Over the next 40 years, towns will continue to be in the frontline of growth.
Towns already house around half of the population and are likely to house around half of the 2.7 million population increase projected between now and 2050. Clearly, towns are not urban fossils. Rapid growth requires human dynamism, decisiveness, leadership; energy. Towns have always been - and still are - engines of innovation.
Dynamic ‘urban laboratories’
On the south coast of Britain, Totnes is so busy testing new ideas that it's become a kind of urban laboratory. This is where the 'transition movement' took root, inspiring householders to form communities better able to cope with economic stagnation, rising fossil fuel prices, and changes to the climate. There's what you'd expect in the way of shops selling lentil pasties and incense, but there are also rickshaw taxis fuelled with used cooking oil from local cafes and restaurants and an astonishing number of solar panels. The town also prints its own currency; a scheme intended to encourage local trade.
Like Totnes, Ludlow is a kind of urban lab; it was the first UK town to join the Italian Cittaslow - or ‘slow city’ movement, which takes the line that towns - and quality of life - thrive on local produce. With its two Michelin starred restaurants (none at all in cities such as Glasgow, Cardiff and Manchester), Ludlow has become the foodie capital of the Marches.
Towns have shown themselves through history to be dynamic, visionary, adaptable; those qualities have endured to this day. As cities have grown bigger and bigger, they have ceased to function as single, coherent communities. Towns on the whole have not lost sight of their singular urban roots; I believe that many of the ideas emerging from towns - these urban labs - can be exported to cities, which will make those cities more resilient in the face of change, whether it be economic, climatic or social. ‘Small town culture,’ as Satish Kumar told me in Totnes, ‘in the cities.’
Communities on a human scale
Fifty years ago, the economist and political scientist Leopold Kohr began to raise doubts about bigness. Kohr came from a small town in Austria. Systems, from democracy to monarchy to socialism, he wrote in his book The Breakdown of Nations, could all work well on a ‘human scale’, but scaled up, they became oppressive.
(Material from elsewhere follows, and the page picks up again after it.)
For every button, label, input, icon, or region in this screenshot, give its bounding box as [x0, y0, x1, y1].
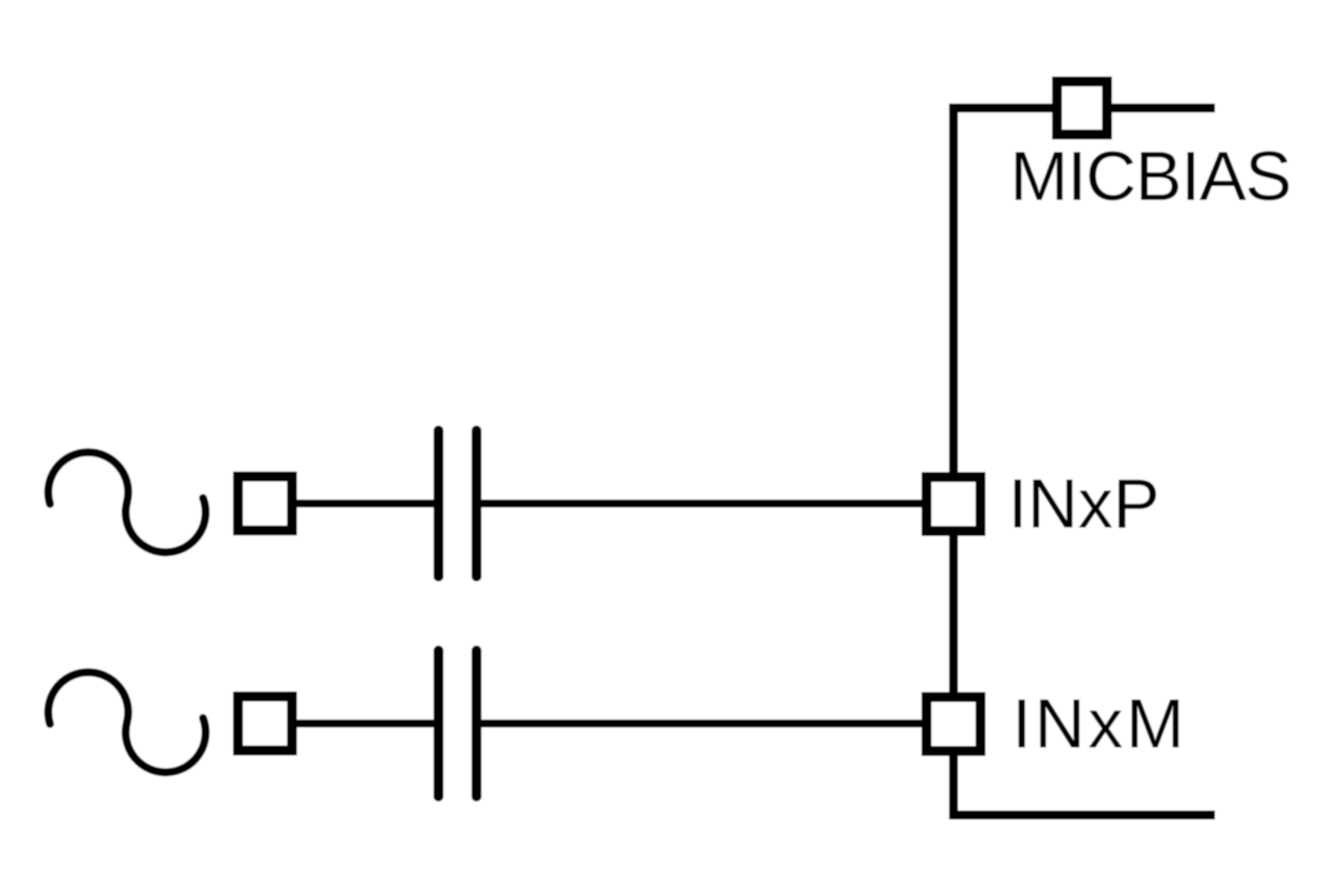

Towns are communities on Kohr’s human scale; communities where people can play a role in the systems governing their lives. It may be tough for cities to pick up tips from little old Totnes or Ludlow. But our towns are demonstrating how well systems can function when they’re organised on a human scale.
Part way up Totnes High Street there is a dark stone let into the pavement. It's called the Brutus Stone, after the man who - according to the 12th century Welshman, Geoffrey of Monmouth - crossed the seas to discover a fabulous island. Brutus sailed up the River Dart, and named the island ‘Britain’, after himself. Legend has it that Totnes became the first town in Britain. It is time I believe to return to our urban roots, to look to our towns once again, and to learn."